Because paravertebral AVMs are not progressive, as are tumors, and because they are not known to hemorrhage, the indications for treatment should be based on clinical findings (ie, high output cardiac failure, neurologic symptoms induced by either spinal cord compression, adjacent dilated vessels, or venous hypertension [congestive myelopathy], clinical evidence of compression of adjacent structure [eg, oesophagus/dysphagia], and, finally, bone erosion threatening the stability of the spine, as in this case, or major spinal deformity). Surgical treatment of this type of AVM is difficult if not impossible. Embolization by a venous approach alone is usually not feasible because the exact anatomy of the lesion and of its venous drainage cannot be well shown by angiography because of the excessively rapid flow. Furthermore, occlusion of the draining veins of a nonreduced AVM may present a high risk of hemorrhage. On the other hand, arterial approach alone is rarely entirely effective because catheterization of AVFs is progressively more difficult with successive embolization. Like Willinsky et al (4), who reported the first case of spinal epidural AVFs treated first by an arterial and then by a venous approach, we think that it is mandatory to occlude the venous side of the shunt(s) when multiple fistulas or a complex arterial network is present and when the cord is not draining through the vein to be occluded.

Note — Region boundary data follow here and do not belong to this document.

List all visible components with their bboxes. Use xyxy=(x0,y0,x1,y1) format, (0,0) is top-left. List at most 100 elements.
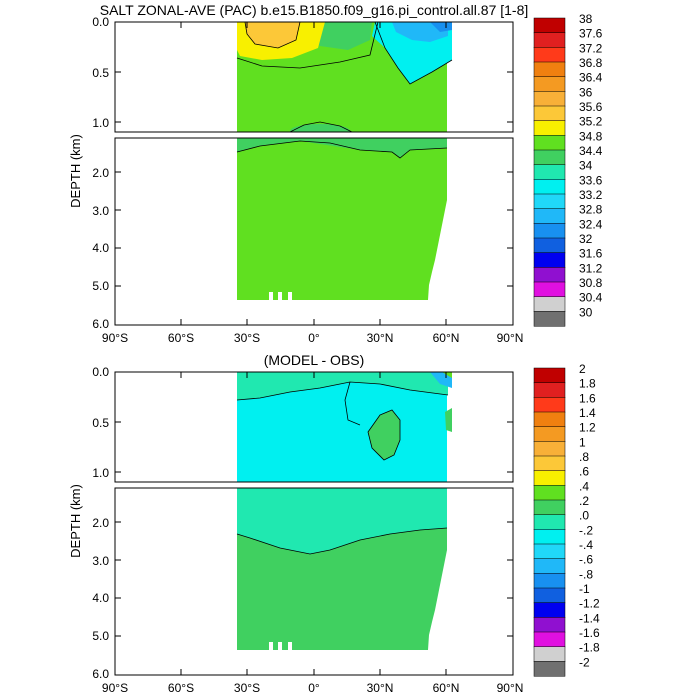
y-axis-label: DEPTH (km) xyxy=(68,134,83,208)
x-tick-label: 30°N xyxy=(367,681,394,695)
colorbar-label: 37.2 xyxy=(579,41,603,55)
field-base xyxy=(237,138,447,325)
x-tick-label: 60°N xyxy=(433,331,460,345)
colorbar-label: 1 xyxy=(579,435,586,449)
y-tick-label: 5.0 xyxy=(92,279,109,293)
colorbar-label: .2 xyxy=(579,494,589,508)
colorbar-swatch xyxy=(533,76,566,92)
seafloor-mask xyxy=(428,488,513,650)
x-tick-label: 60°S xyxy=(168,681,194,695)
colorbar-swatch xyxy=(533,382,566,398)
y-axis-label: DEPTH (km) xyxy=(68,484,83,558)
colorbar-swatch xyxy=(533,237,566,254)
y-tick-label: 0.5 xyxy=(92,66,109,80)
x-tick-label: 30°S xyxy=(234,681,260,695)
colorbar-label: 30 xyxy=(579,305,593,319)
colorbar-swatch xyxy=(533,631,566,648)
colorbar-label: 1.4 xyxy=(579,406,596,420)
colorbar-swatch xyxy=(533,587,566,604)
colorbar-label: -.4 xyxy=(579,538,593,552)
y-tick-label: 5.0 xyxy=(92,629,109,643)
colorbar-swatch xyxy=(533,426,566,442)
y-tick-label: 2.0 xyxy=(92,166,109,180)
colorbar-swatch xyxy=(533,455,566,472)
negative-band xyxy=(237,488,447,554)
colorbar-label: 34.4 xyxy=(579,144,603,158)
colorbar-swatch xyxy=(533,499,566,516)
colorbar-label: 36.8 xyxy=(579,56,603,70)
colorbar-label: -.8 xyxy=(579,567,593,581)
colorbar-swatch xyxy=(533,105,566,122)
y-tick-label: 6.0 xyxy=(92,317,109,331)
right-edge-anomaly xyxy=(445,408,452,432)
y-tick-label: 2.0 xyxy=(92,516,109,530)
colorbar-swatch xyxy=(533,441,566,457)
x-tick-label: 30°S xyxy=(234,331,260,345)
colorbar-swatch xyxy=(533,514,566,530)
colorbar-swatch xyxy=(533,602,566,618)
colorbar-swatch xyxy=(533,179,566,195)
surface-edge-warm xyxy=(442,372,452,378)
x-tick-label: 90°N xyxy=(497,681,524,695)
x-tick-label: 90°S xyxy=(102,331,128,345)
colorbar-label: 37.6 xyxy=(579,27,603,41)
x-tick-label: 0° xyxy=(308,681,320,695)
colorbar-label: .0 xyxy=(579,509,589,523)
seafloor-mask xyxy=(428,138,513,300)
ridge-gap xyxy=(269,292,273,301)
colorbar-label: 1.2 xyxy=(579,421,596,435)
colorbar-label: .4 xyxy=(579,479,589,493)
colorbar-label: -1 xyxy=(579,582,590,596)
colorbar-swatch xyxy=(533,485,566,501)
colorbar-swatch xyxy=(533,367,566,384)
colorbar-label: 31.2 xyxy=(579,261,603,275)
lower-field xyxy=(115,138,513,325)
ridge-gap xyxy=(278,642,282,651)
chart-title: SALT ZONAL-AVE (PAC) b.e15.B1850.f09_g16… xyxy=(100,2,529,18)
colorbar-label: 36.4 xyxy=(579,71,603,85)
deep-mid-patch xyxy=(290,124,350,132)
colorbar-swatch xyxy=(533,661,566,677)
colorbar-swatch xyxy=(533,252,566,268)
lower-field xyxy=(115,488,513,675)
y-tick-label: 0.5 xyxy=(92,416,109,430)
high-salinity-core xyxy=(245,22,300,48)
upper-field xyxy=(236,22,453,132)
y-tick-label: 3.0 xyxy=(92,554,109,568)
colorbar-swatch xyxy=(533,543,566,560)
colorbar-label: 34.8 xyxy=(579,129,603,143)
colorbar: 3837.637.236.836.43635.635.234.834.43433… xyxy=(533,12,603,327)
y-tick-label: 0.0 xyxy=(92,15,109,29)
colorbar-label: 30.8 xyxy=(579,276,603,290)
x-tick-label: 0° xyxy=(308,331,320,345)
y-tick-label: 4.0 xyxy=(92,591,109,605)
ridge-gap xyxy=(278,292,282,301)
colorbar-label: 32.8 xyxy=(579,203,603,217)
y-tick-label: 1.0 xyxy=(92,116,109,130)
ridge-gap xyxy=(269,642,273,651)
colorbar-label: 35.2 xyxy=(579,115,603,129)
colorbar-swatch xyxy=(533,32,566,48)
x-tick-label: 60°S xyxy=(168,331,194,345)
colorbar-swatch xyxy=(533,646,566,662)
colorbar-swatch xyxy=(533,558,566,574)
colorbar-label: 34 xyxy=(579,159,593,173)
y-tick-label: 0.0 xyxy=(92,365,109,379)
colorbar-swatch xyxy=(533,193,566,210)
surface-band xyxy=(237,372,448,400)
salinity-panel: SALT ZONAL-AVE (PAC) b.e15.B1850.f09_g16… xyxy=(68,2,603,345)
upper-field xyxy=(236,372,452,482)
colorbar-label: 32 xyxy=(579,232,593,246)
colorbar-label: -1.2 xyxy=(579,597,600,611)
colorbar-label: 32.4 xyxy=(579,217,603,231)
low-salinity-core xyxy=(392,22,448,42)
ridge-gap xyxy=(288,642,292,651)
colorbar-label: .6 xyxy=(579,465,589,479)
colorbar-swatch xyxy=(533,208,566,224)
colorbar-swatch xyxy=(533,617,566,633)
colorbar-swatch xyxy=(533,296,566,312)
y-tick-label: 4.0 xyxy=(92,241,109,255)
colorbar-swatch xyxy=(533,120,566,136)
positive-anomaly xyxy=(368,410,400,460)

In our opinion and based on our experience, although a single-hole fistula is best treated using a detachable balloon, fluid embolic material, such as glue, is the most appropriate material for arterial embolization of complex AVMs. A combination of coils and liquid adhesives may be another approach. For venous occlusion, coils can be used, giving the theoretical advantage of progressive occlusion. Direct puncture of the venous component of a paraspinal AVM might be easier than retrograde catheterization. The venous pouch in this case, however, was epidural, and we avoided the attendant risk of epidural hematoma by first attempting retrograde catheterization.

Conclusion

Complex paraspinal AVMs may coexist with extensive vascular malformations involving metameric distribution or an entire limb. The high-flow malformations may be curable with carefully planned and staged embolization of arterial inflow combined with venous occlusion.